Every business is going to be competing with others who are built from scratch to be not 10% but 10X more productive.
Yet most companies are still debating how to deal with new ways of working four years after the pandemic started. Most companies invest next to nothing in training, least of all in training management. And most companies have no idea what is coming down the track. Their thinking is gradual, when suddenly is about to hit them.
And most companies are incentivised to operate like this. It's 'how we do it here'.
Which never used to matter that much. For all the constant 'sound and fury' nothing much did change year to year. You could afford to, indeed were encouraged to, iterate rather than disrupt. It worked. And still does work for many.

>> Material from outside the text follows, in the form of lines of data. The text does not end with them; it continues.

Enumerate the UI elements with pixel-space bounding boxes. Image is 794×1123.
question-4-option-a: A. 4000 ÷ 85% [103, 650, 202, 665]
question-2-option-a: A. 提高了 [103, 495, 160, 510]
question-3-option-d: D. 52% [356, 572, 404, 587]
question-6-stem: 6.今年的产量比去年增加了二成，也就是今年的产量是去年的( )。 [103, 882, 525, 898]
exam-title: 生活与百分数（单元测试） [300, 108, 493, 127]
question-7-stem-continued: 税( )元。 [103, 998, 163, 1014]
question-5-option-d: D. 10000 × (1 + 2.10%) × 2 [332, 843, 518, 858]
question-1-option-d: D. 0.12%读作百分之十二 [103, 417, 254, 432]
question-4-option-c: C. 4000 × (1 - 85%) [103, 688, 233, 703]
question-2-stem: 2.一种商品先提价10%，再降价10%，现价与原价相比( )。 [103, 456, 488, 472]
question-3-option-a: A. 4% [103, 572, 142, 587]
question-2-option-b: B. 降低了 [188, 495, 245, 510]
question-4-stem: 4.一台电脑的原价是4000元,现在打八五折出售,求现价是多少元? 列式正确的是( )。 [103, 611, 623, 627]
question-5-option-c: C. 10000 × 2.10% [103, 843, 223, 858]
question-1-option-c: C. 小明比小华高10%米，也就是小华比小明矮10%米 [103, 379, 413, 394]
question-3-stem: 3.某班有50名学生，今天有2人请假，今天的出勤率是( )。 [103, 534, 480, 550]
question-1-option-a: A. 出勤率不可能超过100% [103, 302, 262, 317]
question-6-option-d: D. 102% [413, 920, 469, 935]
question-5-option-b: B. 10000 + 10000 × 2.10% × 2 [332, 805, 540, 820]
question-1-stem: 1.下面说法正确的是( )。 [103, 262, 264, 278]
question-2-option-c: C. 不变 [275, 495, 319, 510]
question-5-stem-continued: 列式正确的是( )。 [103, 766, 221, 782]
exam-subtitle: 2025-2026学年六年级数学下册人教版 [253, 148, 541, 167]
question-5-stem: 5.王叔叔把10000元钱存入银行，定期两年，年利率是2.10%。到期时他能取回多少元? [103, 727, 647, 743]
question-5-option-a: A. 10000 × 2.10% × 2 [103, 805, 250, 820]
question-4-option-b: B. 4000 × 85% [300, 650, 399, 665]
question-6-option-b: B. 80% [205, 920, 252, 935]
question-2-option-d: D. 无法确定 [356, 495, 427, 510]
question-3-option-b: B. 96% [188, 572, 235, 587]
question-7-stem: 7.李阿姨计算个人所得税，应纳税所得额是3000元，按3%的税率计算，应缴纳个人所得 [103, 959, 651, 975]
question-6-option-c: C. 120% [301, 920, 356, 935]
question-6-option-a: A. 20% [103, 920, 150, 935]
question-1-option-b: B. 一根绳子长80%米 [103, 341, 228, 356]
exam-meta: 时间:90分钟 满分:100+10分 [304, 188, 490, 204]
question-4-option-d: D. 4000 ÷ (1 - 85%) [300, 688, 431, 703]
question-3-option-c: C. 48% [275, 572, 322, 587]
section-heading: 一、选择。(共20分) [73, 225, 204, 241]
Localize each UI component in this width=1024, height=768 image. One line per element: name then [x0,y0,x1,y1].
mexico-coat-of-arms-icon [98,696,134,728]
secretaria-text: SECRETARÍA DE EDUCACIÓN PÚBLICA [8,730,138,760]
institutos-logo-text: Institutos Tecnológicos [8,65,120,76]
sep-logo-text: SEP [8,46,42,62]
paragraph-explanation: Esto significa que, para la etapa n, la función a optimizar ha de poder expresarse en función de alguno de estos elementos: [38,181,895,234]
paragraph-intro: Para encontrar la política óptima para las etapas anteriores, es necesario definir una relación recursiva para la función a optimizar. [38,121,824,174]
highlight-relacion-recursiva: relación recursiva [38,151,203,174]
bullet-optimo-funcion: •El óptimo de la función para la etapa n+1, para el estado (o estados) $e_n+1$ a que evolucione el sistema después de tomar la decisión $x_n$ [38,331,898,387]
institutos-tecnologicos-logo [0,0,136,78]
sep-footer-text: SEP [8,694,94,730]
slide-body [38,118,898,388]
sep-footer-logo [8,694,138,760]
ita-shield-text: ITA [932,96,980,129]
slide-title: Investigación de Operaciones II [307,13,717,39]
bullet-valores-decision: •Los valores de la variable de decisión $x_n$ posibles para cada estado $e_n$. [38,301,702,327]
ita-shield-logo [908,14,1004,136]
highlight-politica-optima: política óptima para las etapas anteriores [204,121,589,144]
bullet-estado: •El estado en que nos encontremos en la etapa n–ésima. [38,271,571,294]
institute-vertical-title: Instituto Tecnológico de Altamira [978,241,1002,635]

These were the 'decades where nothing happens' whereas we're now being repeatedly hit by the 'weeks where decades happen' to bastardise Lenin's famous quotation.
This week Klarna issued a press release explaining how their new AI Customer Service bot was now doing the work of 700 people. At a higher level of performance. And not as a co-pilot but as a replacement for those people.
And in this video LTX Studio released a teaser for their AI powered video production software, Version 1. Prepare to be blown away. This was supposed to be decades away.
For those in real estate two thoughts:
1. Are you thinking how to redesign your business for an AI mediated world?
2. Have you checked to see which of your customers are?
And one hypothesis: Failing to do 1 and 2 leaves you terribly exposed. Either to competitors who already are, or to seeing your portfolio turned upside down as your customers find their industries turned upside down.
As ever, change can be a bug or a feature. It's just that today the stakes are rather higher than normal.